You’re measuring the same things in different ways
There’s a difference between measuring the same thing and measuring the same way. Even if all your marketing technology vendors use the same definition for a data element in concept, each one will produce varying results due to differences in measurement capabilities. Differences in data collection code or technology, location and availability of data collection centers, and compatibility with consumer devices all play a role in determining how complete and accurate the data will be.
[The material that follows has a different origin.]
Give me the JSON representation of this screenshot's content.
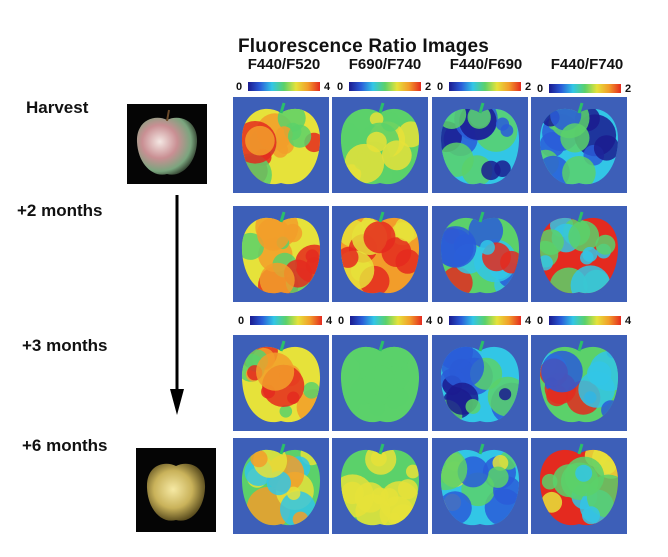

Aside from differences in measurement technology, it’s also important to understand when you’re measuring different events. In my previous video impression example, each of these four moments is a different event that should be understood separately. Variances in these metrics might be more valuable for technical diagnostics than for marketing analysis, but it’s still important when combining data across sources that you’re comparing the same events. Even events that occur milliseconds apart can produce sizable variances. IAB guidelines for Interactive Advertising treat a 10-percent variance between advertiser and publisher metrics as acceptable for measurement.
You’re analyzing incomplete or overlapping data
If you’re pulling data together across many sources the likelihood of having incomplete, orphaned, overlapping and redundant data is high. Before making comparisons ask questions like, “Does my campaign data include results from every DSP and media source used in my campaign?” and “Is my cost data aligned against the right conversion revenue or is there a mismatch?” Also, if you’re filtering results using metadata you might be missing critical data for your analysis — if certain metadata is not one 100-percent available or consistent. Look carefully the next time you filter products on a retail site like Amazon and compare the number of results available for a given metadata category and the overall set of product results. When metadata is not available for every item you may be removing instances you assumed were part of your analysis.
Hierarchies and classifications appear throughout most complex databases. These structures can improve your understanding of data and even help you make better comparisons in your analyses. However, hierarchies and classifications can also cause confusion when misunderstood or misapplied. Suppose your company reports sales figures for its western sales territory. You might compare your company’s performance against general economic data for the ‘US West’ region; but if your source of economic data uses a different combination of states in its definition of “US West” you might draw all the wrong conclusions. You should always understand whether your data classifications are mutually exclusive or overlap in some areas, and whether the classifications used by different data sources are the same.
Poor data hygiene is another cause of data mismatch. If your company follows a standard convention for object names (like campaigns) but practitioners don’t follow those standards when creating campaigns it’s easy to lose some of your results within the large expanse of enterprise data. Your diligence in properly naming and classifying data often makes the difference between working with complete or incomplete data for your analyses.
There’s a lot to think about when it comes to using data effectively. One simple piece of advice that will always help: seek to really understand what your data represents.